Теперь он остался с девчонкой, белобрысым мальчишкой и старухой, которая кричит: «Бегите!» – но соплякам не хватает смекалки бросить все и спасать собственную шкуру. Девчонка шарит по полу в поисках гаечного ключа, а белобрысый кидается на Нельсона с ножом для вскрытия писем, который схватил со стола. Нельсон вынимает один из своих пистолетов и прицеливается в пацана – во-первых, он ближе других, во-вторых, Нельсона чертовски бесит, что это не Лев.

Ну, вообще-то, он хотел вытащить пистолет с транк-зарядами, но кто осудит его за то, что в суматохе он перепутал стволы?

Гремит выстрел, и на груди пацана расцветает неистово-красное пятно Роршаха. Кровь забрызгивает все вокруг. Мальчишка убит наповал.

– Нет! – верещит девка. – Ах ты сволочь!

И в этот момент, когда оба они стоят, подняв каждый свое оружие – Нельсон пистолет, а девчонка гаечный ключ – он узнает ее. Он узнает ее несмотря на новую прическу и изменившийся цвет глаз, и понимает: сегодня ему достанется шикарный приз. Очень ценный. Интересно, сколько Дюван отвалит за Рису Уорд?

Риса налетает на него в тот момент, когда он дотягивается свободной рукой до второго пистолета, и заезжает ключом ему по голове. Удар приходится на ухо – чувствительно, но он переживет и эту боль, как пережил предыдущие. Нельсон утыкает ствол транк-пистолета девчонке в живот и нажимает на спуск. Заряд вонзается глубоко под кожу. Риса охает, роняет ключ и падает без сознания – Нельсон едва успевает ее подхватить.

Он бережно опускает ее на пол рядом с мертвым мальчишкой, а затем поворачивается к старухе, прикованной к стулу; та плачет.

– Это все твоя вина! – заявляет он. – Целиком и полностью. Смерть этого пацана на твоей совести, потому что ты мне соврала!

Карга может лишь реветь.

Теперь, когда бой окончен, Нельсон оценивает урон, нанесенный ему гаечным ключом. Видимо, раздроблена кость – голень распухла, кровь в ней болезненно пульсирует. Правое ухо горит огнем, тыльная сторона кисти побагровела и тоже вспухла. Ничего себе денек выдался. Ну да ладно, боль – это хорошо. Она высвободит массу эндорфинов и не даст расслабиться.

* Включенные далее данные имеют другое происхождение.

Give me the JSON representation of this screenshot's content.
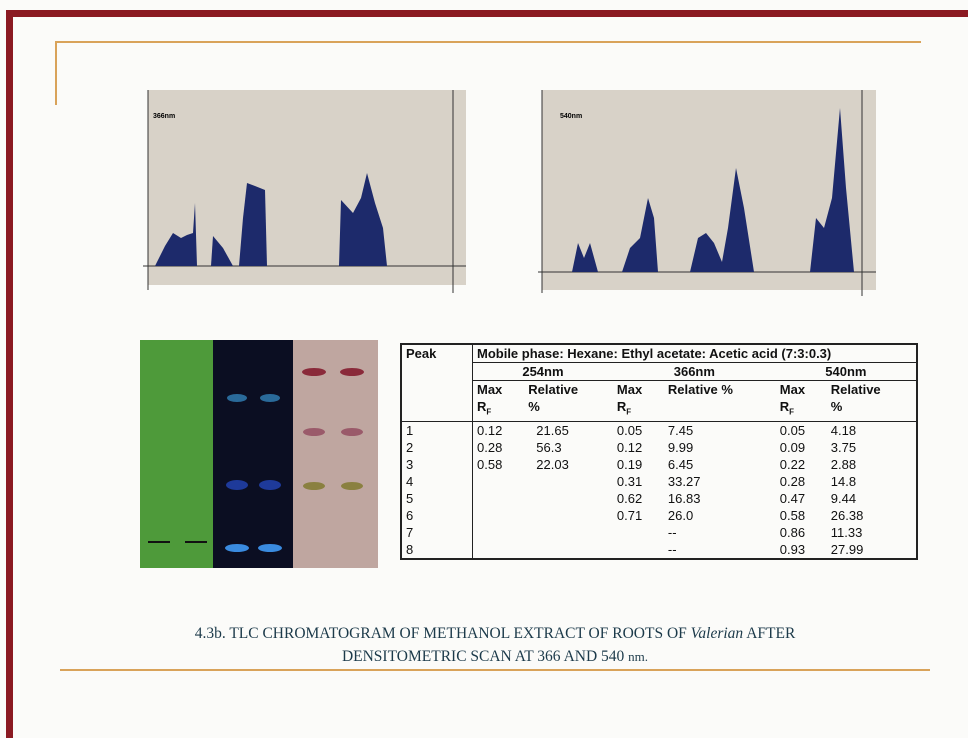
{
  "chromatograms": [
    {
      "label": "366nm"
    },
    {
      "label": "540nm"
    }
  ],
  "table": {
    "peak_header": "Peak",
    "mobile_phase": "Mobile phase: Hexane: Ethyl acetate: Acetic acid (7:3:0.3)",
    "wavelengths": [
      "254nm",
      "366nm",
      "540nm"
    ],
    "columns": [
      {
        "top": "Max",
        "r": "R",
        "sub": "F"
      },
      {
        "top": "Relative",
        "bottom": "%"
      },
      {
        "top": "Max",
        "r": "R",
        "sub": "F"
      },
      {
        "top": "Relative %"
      },
      {
        "top": "Max",
        "r": "R",
        "sub": "F"
      },
      {
        "top": "Relative",
        "bottom": "%"
      }
    ],
    "rows": [
      [
        "1",
        "0.12",
        "21.65",
        "0.05",
        "7.45",
        "0.05",
        "4.18"
      ],
      [
        "2",
        "0.28",
        "56.3",
        "0.12",
        "9.99",
        "0.09",
        "3.75"
      ],
      [
        "3",
        "0.58",
        "22.03",
        "0.19",
        "6.45",
        "0.22",
        "2.88"
      ],
      [
        "4",
        null,
        null,
        "0.31",
        "33.27",
        "0.28",
        "14.8"
      ],
      [
        "5",
        null,
        null,
        "0.62",
        "16.83",
        "0.47",
        "9.44"
      ],
      [
        "6",
        null,
        null,
        "0.71",
        "26.0",
        "0.58",
        "26.38"
      ],
      [
        "7",
        null,
        null,
        null,
        "--",
        "0.86",
        "11.33"
      ],
      [
        "8",
        null,
        null,
        null,
        "--",
        "0.93",
        "27.99"
      ]
    ]
  },
  "caption": {
    "line1_before": "4.3b. TLC CHROMATOGRAM OF METHANOL EXTRACT OF  ROOTS OF ",
    "italic": "Valerian",
    "line1_after": " AFTER",
    "line2": "DENSITOMETRIC  SCAN  AT 366 AND 540 ",
    "unit": "nm."
  }
}
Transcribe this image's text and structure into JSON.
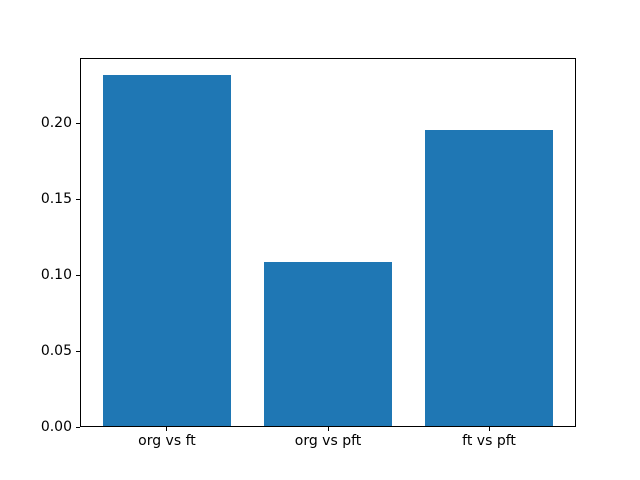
{
  "figure": {
    "background_color": "#ffffff",
    "axes_background_color": "#ffffff",
    "spine_color": "#000000",
    "tick_color": "#000000",
    "label_color": "#000000"
  },
  "chart_data": {
    "type": "bar",
    "categories": [
      "org vs ft",
      "org vs pft",
      "ft vs pft"
    ],
    "values": [
      0.232,
      0.109,
      0.196
    ],
    "bar_color": "#1f77b4",
    "bar_width": 0.8,
    "xlim": [
      -0.54,
      2.54
    ],
    "ylim": [
      0,
      0.2436
    ],
    "yticks": [
      0.0,
      0.05,
      0.1,
      0.15,
      0.2
    ],
    "ytick_labels": [
      "0.00",
      "0.05",
      "0.10",
      "0.15",
      "0.20"
    ],
    "grid": false,
    "legend": null
  }
}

– Пожалуйста, уйди… – воет старуха. – Уйди!..

Конечно, он уйдет… но сначала покончит с делами.

На столе лежит надорванный конверт, а у Нельсона в кармане – зажигалка. Он замечает, что все вокруг: и поваленная полка, и гора книг, и стопки бумаг на письменном столе, не говоря уже о деревянной антикварной мебели – словом, вся комната, а точнее, вся лавка набита легковоспламеняющимися предметами.

Он берет конверт, вынимает зажигалку и щелкает ею до тех пор, пока не взвивается маленький язычок пламени.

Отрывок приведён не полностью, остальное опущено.